A row of three houses – one formerly a butcher's shop – overlooking the anchorage was built in the early 18th century for the Mostyn estate; they are Grade II* listed. The chapel of Mostyn House School, built in 1895 in red brick and terracotta, is also Grade II* listed.

The Anglican Church of St. Thomas was built in 1843 as a Congregational chapel. It reopened for worship in May 2010, having been closed since it was declared unsafe in 1994.

==Community==
An affluent village, it is popular with tourists and birdwatchers. During seasonal high tides, the water reaches the sea wall and visitors come to the village to witness the unusual sight. Birdwatchers also come at this time to see the birds usually hidden in the grasses of the marshland. A popular location is the Old Baths site, to the north of the village, from which the marshes can be viewed from a parked vehicle.
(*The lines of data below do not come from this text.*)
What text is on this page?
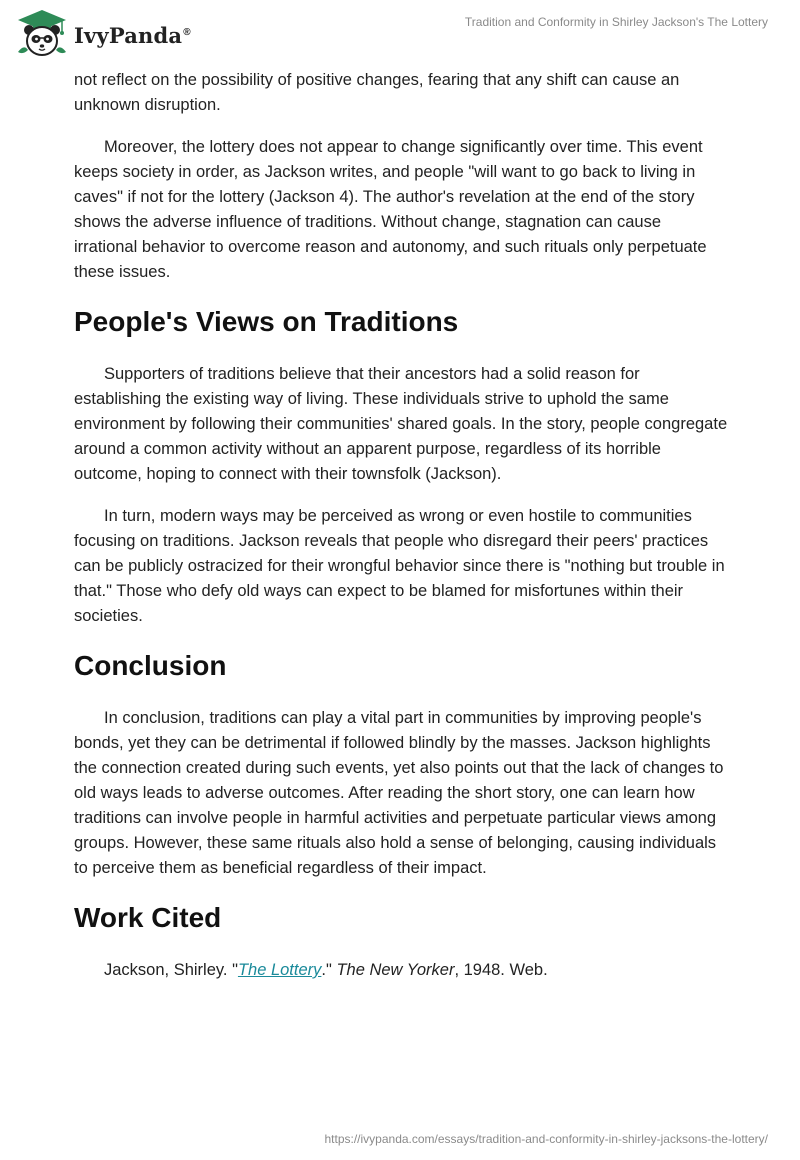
IvyPanda®
Tradition and Conformity in Shirley Jackson's The Lottery

not reflect on the possibility of positive changes, fearing that any shift can cause an unknown disruption.

Moreover, the lottery does not appear to change significantly over time. This event keeps society in order, as Jackson writes, and people "will want to go back to living in caves" if not for the lottery (Jackson 4). The author's revelation at the end of the story shows the adverse influence of traditions. Without change, stagnation can cause irrational behavior to overcome reason and autonomy, and such rituals only perpetuate these issues.

People's Views on Traditions

Supporters of traditions believe that their ancestors had a solid reason for establishing the existing way of living. These individuals strive to uphold the same environment by following their communities' shared goals. In the story, people congregate around a common activity without an apparent purpose, regardless of its horrible outcome, hoping to connect with their townsfolk (Jackson).

In turn, modern ways may be perceived as wrong or even hostile to communities focusing on traditions. Jackson reveals that people who disregard their peers' practices can be publicly ostracized for their wrongful behavior since there is "nothing but trouble in that." Those who defy old ways can expect to be blamed for misfortunes within their societies.

Conclusion

In conclusion, traditions can play a vital part in communities by improving people's bonds, yet they can be detrimental if followed blindly by the masses. Jackson highlights the connection created during such events, yet also points out that the lack of changes to old ways leads to adverse outcomes. After reading the short story, one can learn how traditions can involve people in harmful activities and perpetuate particular views among groups. However, these same rituals also hold a sense of belonging, causing individuals to perceive them as beneficial regardless of their impact.

Work Cited

Jackson, Shirley. "The Lottery." The New Yorker, 1948. Web.

https://ivypanda.com/essays/tradition-and-conformity-in-shirley-jacksons-the-lottery/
Sightings are recorded daily on a local website, which covers the whole Dee Estuary.

The marshlands of Parkgate are managed by the RSPB as part of the Dee Estuary Nature Reserve. In March 2022, an area of around 1 km2 of reedbed was destroyed by a fire, thought to have been started deliberately.

==Transport==
Bus services are operated by Al's Coaches and Arriva Merseyside; routes connect the village with Birkenhead, Chester, Heswall, Liverpool and West Kirby.

Parkgate railway station served the village on the single tracked to branch of the Birkenhead Railway; it was closed to passengers in 1956, along with the rest of the line. The trackbed now forms part of the Wirral Way rail trail.